Which speeches are most like each other?
There’s a lot more that can be done here, but we’ll move on to clustering these inauguration speeches. This will require the use of the document-term matrix, which is a matrix that has documents in the rows, words in the columns, and entries that represent the frequency within the row’s document of the column’s term. The tidytext packages uses the cast_dtm function to create the document-term matrix, and the output can then be used by the tm package and other R commands for analysis.
To show the hierarchical clustering analysis, we can simply compute a distance matrix, which can be fed into hclust:
It’s pretty interesting that Speech 26 is unlike nearly all the others. This was William Henry Harrison discussing something about the Roman aristocracy, something other presidents have not felt the need to do very much.
Let’s say we want to break these speeches into a given number of clusters. We can use the k-means approach.

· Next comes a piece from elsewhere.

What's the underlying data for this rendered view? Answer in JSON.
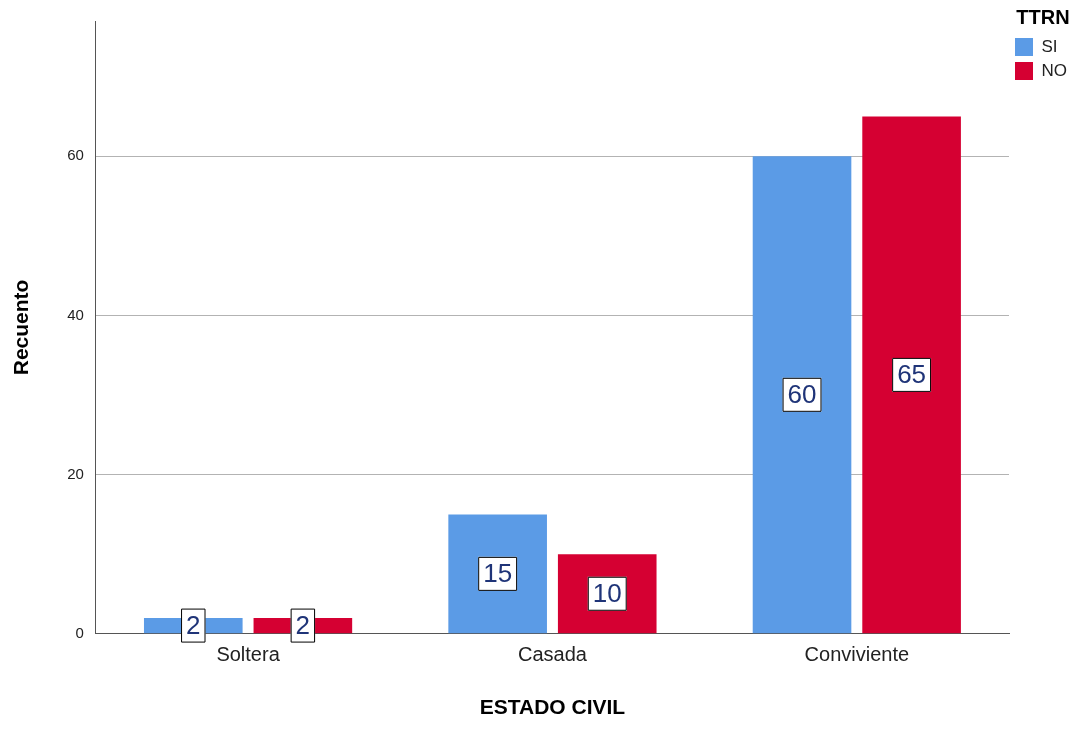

Membership of speeches in clusters is here:
It’s interesting to note that all of the speeches since Hoover (i.e. 49 through 70) have either been either in category 1 or 5, with the latest ones being in Cluster 1 (this includes Reagan, Bush, Clinton, Bush, Obama, and Trump). Nearly all speeches discuss the relationship between government and its people (as you would expect from an inauguration speech), but Cluster 5 seems to put more emphasis on people, and Cluster 1 on government. Hmmm…

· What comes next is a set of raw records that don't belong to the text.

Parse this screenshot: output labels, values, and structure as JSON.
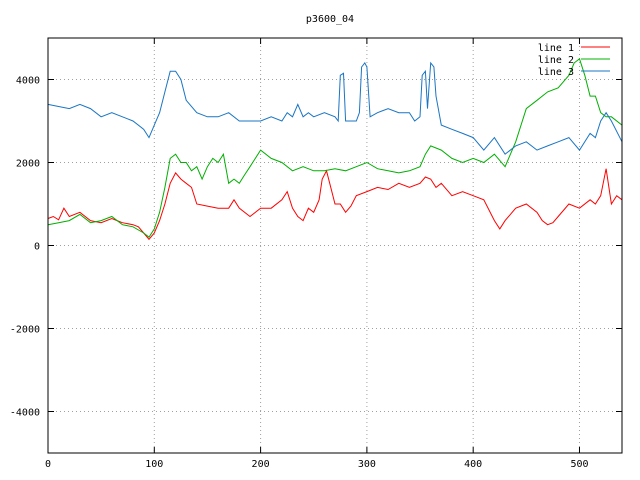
{
  "chart_data": {
    "type": "line",
    "title": "p3600_04",
    "xlabel": "",
    "ylabel": "",
    "xlim": [
      0,
      540
    ],
    "ylim": [
      -5000,
      5000
    ],
    "xticks": [
      0,
      100,
      200,
      300,
      400,
      500
    ],
    "yticks": [
      -4000,
      -2000,
      0,
      2000,
      4000
    ],
    "grid": true,
    "legend_position": "top-right",
    "series": [
      {
        "name": "line 1",
        "color": "#ff0000",
        "points": [
          [
            0,
            650
          ],
          [
            5,
            700
          ],
          [
            10,
            620
          ],
          [
            15,
            900
          ],
          [
            20,
            700
          ],
          [
            30,
            800
          ],
          [
            40,
            600
          ],
          [
            50,
            550
          ],
          [
            60,
            650
          ],
          [
            65,
            600
          ],
          [
            70,
            550
          ],
          [
            80,
            500
          ],
          [
            85,
            450
          ],
          [
            90,
            300
          ],
          [
            95,
            150
          ],
          [
            100,
            300
          ],
          [
            105,
            600
          ],
          [
            110,
            1000
          ],
          [
            115,
            1500
          ],
          [
            120,
            1750
          ],
          [
            125,
            1600
          ],
          [
            130,
            1500
          ],
          [
            135,
            1400
          ],
          [
            140,
            1000
          ],
          [
            150,
            950
          ],
          [
            160,
            900
          ],
          [
            170,
            900
          ],
          [
            175,
            1100
          ],
          [
            180,
            900
          ],
          [
            190,
            700
          ],
          [
            200,
            900
          ],
          [
            210,
            900
          ],
          [
            220,
            1100
          ],
          [
            225,
            1300
          ],
          [
            230,
            900
          ],
          [
            235,
            700
          ],
          [
            240,
            600
          ],
          [
            245,
            900
          ],
          [
            250,
            800
          ],
          [
            255,
            1100
          ],
          [
            258,
            1600
          ],
          [
            262,
            1800
          ],
          [
            265,
            1500
          ],
          [
            270,
            1000
          ],
          [
            275,
            1000
          ],
          [
            280,
            800
          ],
          [
            285,
            950
          ],
          [
            290,
            1200
          ],
          [
            300,
            1300
          ],
          [
            310,
            1400
          ],
          [
            320,
            1350
          ],
          [
            330,
            1500
          ],
          [
            340,
            1400
          ],
          [
            350,
            1500
          ],
          [
            355,
            1650
          ],
          [
            360,
            1600
          ],
          [
            365,
            1400
          ],
          [
            370,
            1500
          ],
          [
            380,
            1200
          ],
          [
            390,
            1300
          ],
          [
            400,
            1200
          ],
          [
            410,
            1100
          ],
          [
            420,
            600
          ],
          [
            425,
            400
          ],
          [
            430,
            600
          ],
          [
            440,
            900
          ],
          [
            450,
            1000
          ],
          [
            460,
            800
          ],
          [
            465,
            600
          ],
          [
            470,
            500
          ],
          [
            475,
            550
          ],
          [
            480,
            700
          ],
          [
            490,
            1000
          ],
          [
            500,
            900
          ],
          [
            510,
            1100
          ],
          [
            515,
            1000
          ],
          [
            520,
            1200
          ],
          [
            525,
            1850
          ],
          [
            530,
            1000
          ],
          [
            535,
            1200
          ],
          [
            540,
            1100
          ]
        ]
      },
      {
        "name": "line 2",
        "color": "#00b000",
        "points": [
          [
            0,
            500
          ],
          [
            10,
            550
          ],
          [
            20,
            600
          ],
          [
            30,
            750
          ],
          [
            40,
            550
          ],
          [
            50,
            600
          ],
          [
            60,
            700
          ],
          [
            70,
            500
          ],
          [
            80,
            450
          ],
          [
            90,
            300
          ],
          [
            95,
            200
          ],
          [
            100,
            400
          ],
          [
            105,
            800
          ],
          [
            110,
            1400
          ],
          [
            115,
            2100
          ],
          [
            120,
            2200
          ],
          [
            125,
            2000
          ],
          [
            130,
            2000
          ],
          [
            135,
            1800
          ],
          [
            140,
            1900
          ],
          [
            145,
            1600
          ],
          [
            150,
            1900
          ],
          [
            155,
            2100
          ],
          [
            160,
            2000
          ],
          [
            165,
            2200
          ],
          [
            170,
            1500
          ],
          [
            175,
            1600
          ],
          [
            180,
            1500
          ],
          [
            185,
            1700
          ],
          [
            190,
            1900
          ],
          [
            200,
            2300
          ],
          [
            210,
            2100
          ],
          [
            220,
            2000
          ],
          [
            230,
            1800
          ],
          [
            240,
            1900
          ],
          [
            250,
            1800
          ],
          [
            260,
            1800
          ],
          [
            270,
            1850
          ],
          [
            280,
            1800
          ],
          [
            290,
            1900
          ],
          [
            300,
            2000
          ],
          [
            310,
            1850
          ],
          [
            320,
            1800
          ],
          [
            330,
            1750
          ],
          [
            340,
            1800
          ],
          [
            350,
            1900
          ],
          [
            355,
            2200
          ],
          [
            360,
            2400
          ],
          [
            370,
            2300
          ],
          [
            380,
            2100
          ],
          [
            390,
            2000
          ],
          [
            400,
            2100
          ],
          [
            410,
            2000
          ],
          [
            420,
            2200
          ],
          [
            430,
            1900
          ],
          [
            440,
            2500
          ],
          [
            450,
            3300
          ],
          [
            460,
            3500
          ],
          [
            470,
            3700
          ],
          [
            480,
            3800
          ],
          [
            490,
            4100
          ],
          [
            495,
            4400
          ],
          [
            500,
            4500
          ],
          [
            505,
            4100
          ],
          [
            510,
            3600
          ],
          [
            515,
            3600
          ],
          [
            520,
            3200
          ],
          [
            525,
            3100
          ],
          [
            530,
            3100
          ],
          [
            540,
            2900
          ]
        ]
      },
      {
        "name": "line 3",
        "color": "#1a75c4",
        "points": [
          [
            0,
            3400
          ],
          [
            10,
            3350
          ],
          [
            20,
            3300
          ],
          [
            30,
            3400
          ],
          [
            40,
            3300
          ],
          [
            50,
            3100
          ],
          [
            60,
            3200
          ],
          [
            70,
            3100
          ],
          [
            80,
            3000
          ],
          [
            90,
            2800
          ],
          [
            95,
            2600
          ],
          [
            100,
            2900
          ],
          [
            105,
            3200
          ],
          [
            110,
            3700
          ],
          [
            115,
            4200
          ],
          [
            120,
            4200
          ],
          [
            125,
            4000
          ],
          [
            130,
            3500
          ],
          [
            140,
            3200
          ],
          [
            150,
            3100
          ],
          [
            160,
            3100
          ],
          [
            170,
            3200
          ],
          [
            180,
            3000
          ],
          [
            190,
            3000
          ],
          [
            200,
            3000
          ],
          [
            210,
            3100
          ],
          [
            220,
            3000
          ],
          [
            225,
            3200
          ],
          [
            230,
            3100
          ],
          [
            235,
            3400
          ],
          [
            240,
            3100
          ],
          [
            245,
            3200
          ],
          [
            250,
            3100
          ],
          [
            260,
            3200
          ],
          [
            270,
            3100
          ],
          [
            273,
            3000
          ],
          [
            275,
            4100
          ],
          [
            278,
            4150
          ],
          [
            280,
            3000
          ],
          [
            290,
            3000
          ],
          [
            293,
            3200
          ],
          [
            295,
            4300
          ],
          [
            298,
            4400
          ],
          [
            300,
            4300
          ],
          [
            303,
            3100
          ],
          [
            310,
            3200
          ],
          [
            320,
            3300
          ],
          [
            330,
            3200
          ],
          [
            340,
            3200
          ],
          [
            345,
            3000
          ],
          [
            350,
            3100
          ],
          [
            352,
            4100
          ],
          [
            355,
            4200
          ],
          [
            357,
            3300
          ],
          [
            360,
            4400
          ],
          [
            363,
            4300
          ],
          [
            365,
            3600
          ],
          [
            370,
            2900
          ],
          [
            380,
            2800
          ],
          [
            390,
            2700
          ],
          [
            400,
            2600
          ],
          [
            410,
            2300
          ],
          [
            420,
            2600
          ],
          [
            430,
            2200
          ],
          [
            440,
            2400
          ],
          [
            450,
            2500
          ],
          [
            460,
            2300
          ],
          [
            470,
            2400
          ],
          [
            480,
            2500
          ],
          [
            490,
            2600
          ],
          [
            500,
            2300
          ],
          [
            510,
            2700
          ],
          [
            515,
            2600
          ],
          [
            520,
            3000
          ],
          [
            525,
            3200
          ],
          [
            530,
            3000
          ],
          [
            540,
            2500
          ]
        ]
      }
    ]
  }
}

Of course, you can probably get something different with fewer clusters, and you can use the hierarchical clustering analysis above to justify a different number of clusters.
We return to the bag-of-words tidytext paradigm to do a sentiment analysis. The sentiment analysis we do here is very simple (perhaps oversimplified), and tidytext supports more sophisticated analysis. But this is a start. We start by going back to the one-record-per-speech data frame, and scoring words based on sentiment. We don’t worry about stop words at this point, because they will likely be scored as 0 anyway. We use the Bing sentiment list, which basically scores words as positive or negative (or nothing). We assign a score that basically gives a +1 to positive and -1 to negative. Then we add up the score column, and divide by the number of words in the speech. (Which is why we did not eliminate stop words here.) This gives a sort of average positivity/negativity score per word in the speech. If the score is negative, there are more negative words in the speech than positive. If the score is positive, there are more positive words. The higher the absolute value of the score, the higher the imbalance in positive/negative words. Similarly, we just count the number of sentiment words (whether positive or negative) to get an idea of the emotional content of the speech. (Note: this is a preliminary analysis. This does not distinguish between, say, “good” and “not good”. So take any individual results with a grain of salt and dig deeper.)
Grover Cleveland and James Madison had the speeches with the highest emotional content, followed by Jimmy Carter and George W. Bush. Wilson, Franklin D. Roosevelt, and George Washington had the lowest emotional content. Abraham Lincoln (in 1860) had the speech with the least positive content (all speeches were positive on balance). William Henry Harrison’s odd speech about the Romans had near the least emotional content, and was one of the least positive speeches.
This analysis of inauguration speeches comes at a time where the change of US presidential power has a different feel, even the inauguration speech. The preliminary analysis above shows that Trump’s speech was similar in topics to speeches for the last 40 or so years, and nothing notable in its emotional content.
This first start revealed a few interesting patterns, but a more sophisticated analysis might reveal something further.